Tuesday, March 4, 2014

Chicken and Artichoke Pizza with Capers and a Stuffed Crust

This has been my first and final attempt at a home-crafted "stuffed crust." It was not even my intention to make it that way, but I had lots of extra dough on hand as well as a deli drawer filled with countless cheeses. So I thought, "how hard can it be?" For me, it worked about as well as trying to write an essay with a pen that just ran out of ink.

Hence, this simultaneously became, "The Ugliest Pizza Ever." I was thinking of making that the title of this post, but opted not to so you can just see for yourself.
Be real. It looks delightfully tasty. You can be nice and say that the crust and general shape of it are "not that bad." Or you can be real and just admit that this is the Quasimodo of all pizzas. Either way, the whole thing got eaten.

Before I get to the ingredients and pizza assembly process, let me just brief you on what not to do when making a stuffed crust. I would provide "how-to" tips and tricks all about making a fantastic stuffed crust, but I'm not aware of any such information.
First, I made a ring of dough by piecing the leftovers together, Frankenstein-style. Then I topped it with havarti and mozzarella cheeses, folded it over to enclose the cheese, and pressed the edges with a fork to seal the deal.
Next, I attached the round of dough I had cut out for the original pizza to the cheese-filled ring.  Using more dough bits, I covered and reinforced any thin sections of dough so it would be as sturdy as possible for the transfer to the awaiting pizza stone.
Well then came the collapse. Right there in my kitchen, on top of a 500 degree pizza stone. I intended to quickly peel the stuffed-crust dough from the countertop and gingerly transfer it to the stone for a quick pre-bake. I may as well have hired the Hulk, removed his opposable thumbs, put a blindfold on him and asked him to do the job for me. It was that bad. Between expletive versions of, "Crap, crap, freaking crap!," trying to rescue my dough from a miserable burning death by pizza stone, and contemplating scrapping the whole project, I did not manage to get a snapshot of the whole ordeal.

I carried on anyway, reassuring myself that no one other than my husband and myself would see this mutilated za. It would be our little secret. I wasn't even going to blog about it! But I guess I got over my shame, or something like that.

Halfway into  putting together a pizza that could be mistaken for a salad and sweating blood in an attempt to open the jars of artichokes and capers, I received a text from my husband. "On my way home, Chaos is coming over for dinner." Crap, crap, freaking crap! I usually pride myself on my tasty, beautiful pizza creations. Now his friend is going to know the truth and he's going to tell everybody and no one will eat pizza from me again!

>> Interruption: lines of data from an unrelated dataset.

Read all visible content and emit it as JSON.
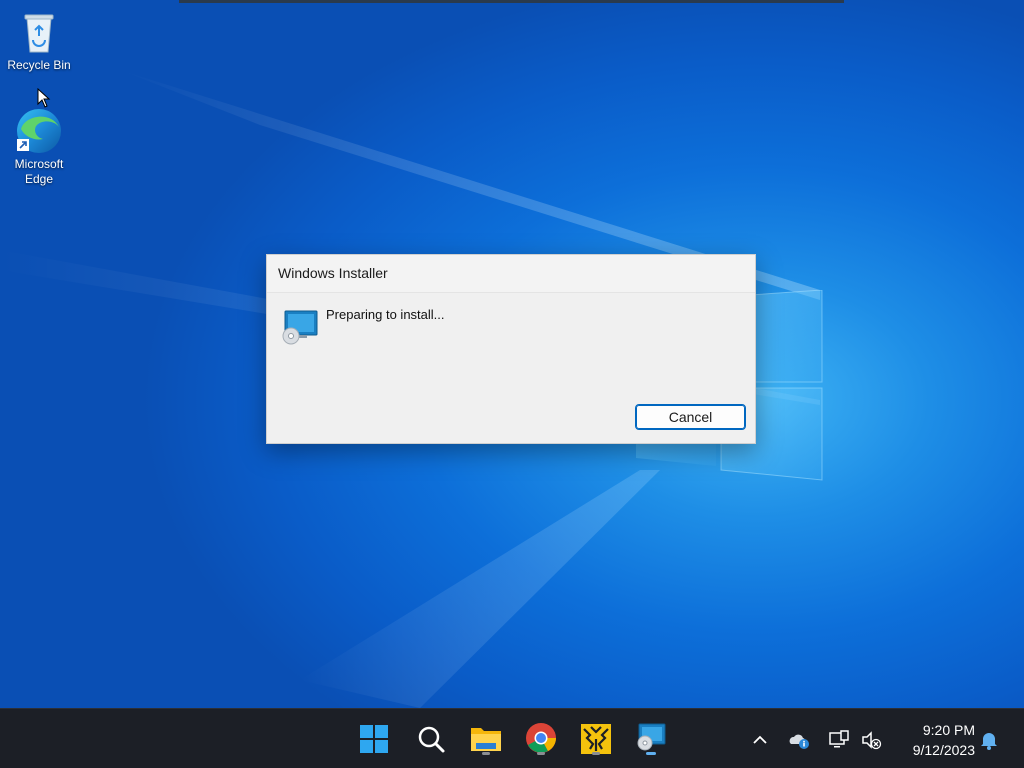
{
  "desktop": {
    "icons": [
      {
        "label": "Recycle Bin",
        "icon": "recycle-bin-icon"
      },
      {
        "label": "Microsoft Edge",
        "icon": "edge-icon"
      }
    ]
  },
  "dialog": {
    "title": "Windows Installer",
    "message": "Preparing to install...",
    "cancel_label": "Cancel",
    "icon": "installer-icon"
  },
  "taskbar": {
    "apps": [
      {
        "name": "start",
        "icon": "windows-start-icon",
        "running": false
      },
      {
        "name": "search",
        "icon": "search-icon",
        "running": false
      },
      {
        "name": "file-explorer",
        "icon": "folder-icon",
        "running": true
      },
      {
        "name": "chrome",
        "icon": "chrome-icon",
        "running": true
      },
      {
        "name": "app",
        "icon": "yellow-app-icon",
        "running": true
      },
      {
        "name": "windows-installer",
        "icon": "installer-icon",
        "running": true,
        "active": true
      }
    ],
    "tray": {
      "icons": [
        "chevron-up-icon",
        "onedrive-icon",
        "network-icon",
        "volume-muted-icon"
      ],
      "time": "9:20 PM",
      "date": "9/12/2023",
      "notification_icon": "bell-icon"
    }
  },
  "colors": {
    "accent": "#0067c0",
    "taskbar": "#1c1f26",
    "wallpaper": "#0a5cc8"
  }
}
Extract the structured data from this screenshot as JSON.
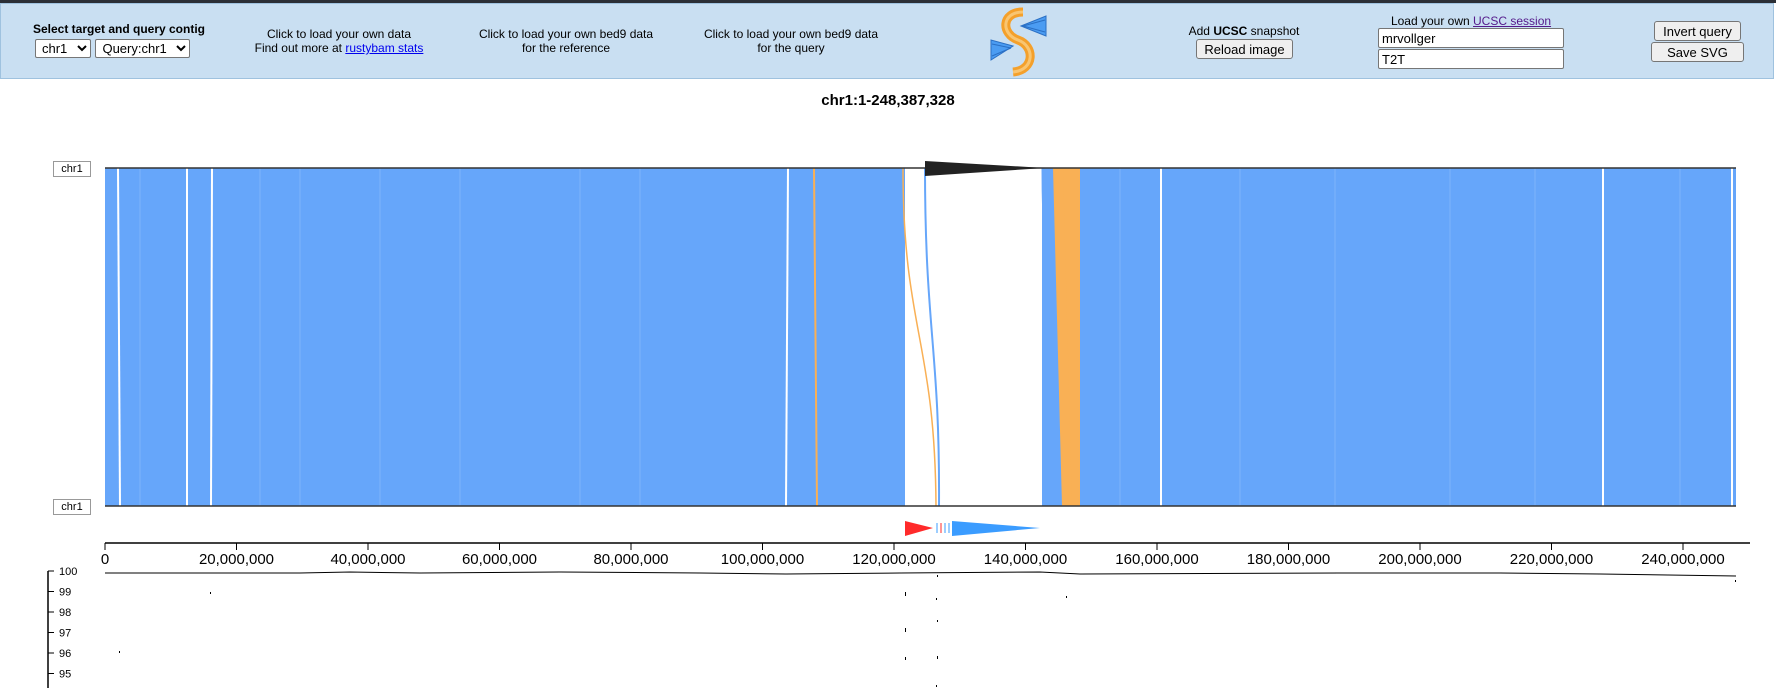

Okay, it didn't end up that way. The pizza was actually really good even though we had to eat it with forks and knives. And from the camera angles I used, you can pretty much tell it's a pizza!

Ingredients (for the pizza toppings, not for a stuffed crust too):
  • 1 or 1-1/2 cups pizza sauce
  • Roughly 8oz. marinated artichoke hearts
  • Roughly 1/4 cup capers
  • 1 chicken breast, cooked and shredded into small pieces
  • About 1 cup shredded mozzarella cheese
Instructions:
  • Prepare your pizza dough and set it aside. God be with you if you want to attempt a stuffed crust because I'm not about to offer any help on that.
  • Place a pizza stone into the oven and turn the temperature to 500 degrees.
  • When the stone is hot, remove it from the oven and place the prepared dough on top of it. You can do a quick pre-bake (just 3 or 4 minutes) which will give you a slightly crispier crust, or you can just go ahead and start with the toppings.
  • First, spread the sauce on top of the dough, working it all the way to the edges. 
  • Sprinkle your artichokes and chicken on next, followed by the shredded cheese, and last, the capers. Capers are rather salty, so only put as many on there as you can handle of their salt level.
  • Bake the whole thing until the cheese is melted and the edges of the crust turn golden-brown. If you've pre-baked you will do your final bake for about 5-7 minutes. If not, it will take a bit longer (about 10-12 minutes). 
  • Remove it from the oven and let it cool for a few minutes before cutting. 
The toppings on this gourmet delight are rather water-saturated, and in the 500 degree oven, they get super hot and stay super hot for a longer than average time. So just wait a minute.

Maybe Seth Meyers can more clearly relay that message to you:
Okay, 'nuff clowning around.

Go have yourself a fine-dining experience that includes this homemade, cheese-covered delicacy.